Self-Management and Prevention — Approaching According to Phenotype
What follows can be implemented directly outside the clinic. Accepting that NDPH is not a condition cured by “one miracle drug” but rather a disease requiring consistent management tailored to the headache phenotype (migraine-type or tension-type) lightens the burden considerably.
Record the onset date and character of your headache. The exact date the headache began, whether infection, surgery, or a stressful event was present at that time—these are very important clues for diagnosis and prognosis prediction. In your headache diary, also note the intensity, associated symptoms, and medications taken.
Avoid analgesic overuse. Because pain is present daily, it is easy to take analgesics daily as well, but this creates a more difficult-to-treat situation complicated by medication overuse headache. The principle is to limit simple analgesics to fewer than 15 days per month and triptans or combination analgesics to fewer than 10 days per month.
Stabilize your daily rhythm. Regular sleep and wake times, adequate hydration, moderation of excessive caffeine, and not skipping meals help lower the baseline level of pain.
Address neck and shoulder tension alongside stress. Correction of prolonged screen time posture, light aerobic exercise, breathing and relaxation training, and if necessary, cognitive behavioral therapy are recommended as adjunctive approaches.
Preventive pharmacotherapy follows the phenotype. For migraine-type presentation, migraine preventive medications such as amitriptyline, topiramate, or CGRP-targeted therapy are considered first; for tension-type, tricyclic antidepressants are prioritized. In some patients, nerve blocks and doxycycline or steroid trials based on the post-infection neuroinflammation hypothesis have been reported, but the evidence level remains limited. Always discuss with your attending physician which medication to use and in what dosage.
Seek immediate medical attention if you experience these warning signs:
“Thunderclap” headache reaching maximum intensity within 1 minute
Fever with neck stiffness or altered consciousness
Unilateral arm or leg weakness, speech disturbance, diplopia, or visual field defect and other neurological symptoms
Sudden worsening upon standing (suspect SIH) or worsening when lying down with pulsatile tinnitus (suspect IIH)

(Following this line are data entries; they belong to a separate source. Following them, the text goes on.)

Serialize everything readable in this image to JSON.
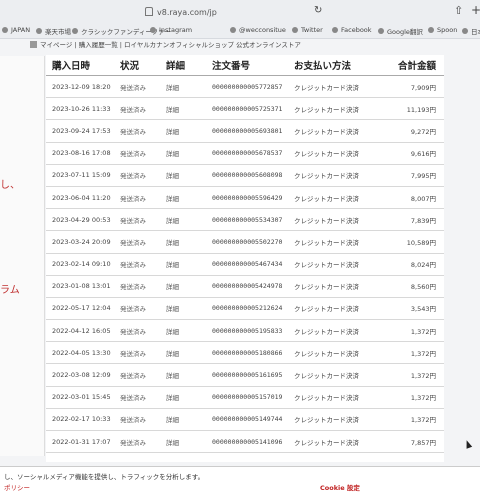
{
  "browser": {
    "url": "v8.raya.com/jp"
  },
  "bookmarks": [
    {
      "label": "JAPAN"
    },
    {
      "label": "楽天市場"
    },
    {
      "label": "クラシックファンディーファー"
    },
    {
      "label": "Instagram"
    },
    {
      "label": "@wecconsitue"
    },
    {
      "label": "Twitter"
    },
    {
      "label": "Facebook"
    },
    {
      "label": "Google翻訳"
    },
    {
      "label": "Spoon"
    },
    {
      "label": "日本"
    }
  ],
  "subbar": {
    "text": "マイページ | 購入履歴一覧 | ロイヤルカナンオフィシャルショップ 公式オンラインストア"
  },
  "left": {
    "fragment1": "し、",
    "fragment2": "ラム"
  },
  "table": {
    "headers": [
      "購入日時",
      "状況",
      "詳細",
      "注文番号",
      "お支払い方法",
      "合計金額"
    ],
    "rows": [
      {
        "date": "2023-12-09 18:20",
        "status": "発送済み",
        "detail": "詳細",
        "order": "000000000005772857",
        "payment": "クレジットカード決済",
        "amount": "7,909円"
      },
      {
        "date": "2023-10-26 11:33",
        "status": "発送済み",
        "detail": "詳細",
        "order": "000000000005725371",
        "payment": "クレジットカード決済",
        "amount": "11,193円"
      },
      {
        "date": "2023-09-24 17:53",
        "status": "発送済み",
        "detail": "詳細",
        "order": "000000000005693801",
        "payment": "クレジットカード決済",
        "amount": "9,272円"
      },
      {
        "date": "2023-08-16 17:08",
        "status": "発送済み",
        "detail": "詳細",
        "order": "000000000005678537",
        "payment": "クレジットカード決済",
        "amount": "9,616円"
      },
      {
        "date": "2023-07-11 15:09",
        "status": "発送済み",
        "detail": "詳細",
        "order": "000000000005608098",
        "payment": "クレジットカード決済",
        "amount": "7,995円"
      },
      {
        "date": "2023-06-04 11:20",
        "status": "発送済み",
        "detail": "詳細",
        "order": "000000000005596429",
        "payment": "クレジットカード決済",
        "amount": "8,007円"
      },
      {
        "date": "2023-04-29 00:53",
        "status": "発送済み",
        "detail": "詳細",
        "order": "000000000005534307",
        "payment": "クレジットカード決済",
        "amount": "7,839円"
      },
      {
        "date": "2023-03-24 20:09",
        "status": "発送済み",
        "detail": "詳細",
        "order": "000000000005502270",
        "payment": "クレジットカード決済",
        "amount": "10,589円"
      },
      {
        "date": "2023-02-14 09:10",
        "status": "発送済み",
        "detail": "詳細",
        "order": "000000000005467434",
        "payment": "クレジットカード決済",
        "amount": "8,024円"
      },
      {
        "date": "2023-01-08 13:01",
        "status": "発送済み",
        "detail": "詳細",
        "order": "000000000005424978",
        "payment": "クレジットカード決済",
        "amount": "8,560円"
      },
      {
        "date": "2022-05-17 12:04",
        "status": "発送済み",
        "detail": "詳細",
        "order": "000000000005212624",
        "payment": "クレジットカード決済",
        "amount": "3,543円"
      },
      {
        "date": "2022-04-12 16:05",
        "status": "発送済み",
        "detail": "詳細",
        "order": "000000000005195833",
        "payment": "クレジットカード決済",
        "amount": "1,372円"
      },
      {
        "date": "2022-04-05 13:30",
        "status": "発送済み",
        "detail": "詳細",
        "order": "000000000005180866",
        "payment": "クレジットカード決済",
        "amount": "1,372円"
      },
      {
        "date": "2022-03-08 12:09",
        "status": "発送済み",
        "detail": "詳細",
        "order": "000000000005161695",
        "payment": "クレジットカード決済",
        "amount": "1,372円"
      },
      {
        "date": "2022-03-01 15:45",
        "status": "発送済み",
        "detail": "詳細",
        "order": "000000000005157019",
        "payment": "クレジットカード決済",
        "amount": "1,372円"
      },
      {
        "date": "2022-02-17 10:33",
        "status": "発送済み",
        "detail": "詳細",
        "order": "000000000005149744",
        "payment": "クレジットカード決済",
        "amount": "1,372円"
      },
      {
        "date": "2022-01-31 17:07",
        "status": "発送済み",
        "detail": "詳細",
        "order": "000000000005141096",
        "payment": "クレジットカード決済",
        "amount": "7,857円"
      }
    ]
  },
  "cookie": {
    "text": "し、ソーシャルメディア機能を提供し、トラフィックを分析します。",
    "policy": "ポリシー",
    "settings": "Cookie 設定"
  }
}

Headache beginning for the first time after age 50, weight loss, history of cancer or immunocompromise
New headache during pregnancy or immediately postpartum
Conclusion
NDPH is “a headache whose onset day is remembered.” That memory is a source of anxiety, but it is simultaneously the strongest clue to diagnosis and treatment. If a headache begins one day and persists daily without stopping, rather than managing it alone with analgesics, the fastest path to recovery is to first exclude dangerous causes through proper imaging studies and then begin preventive treatment matched to the clinical phenotype. Please record the onset date and associated symptoms and visit a headache clinic.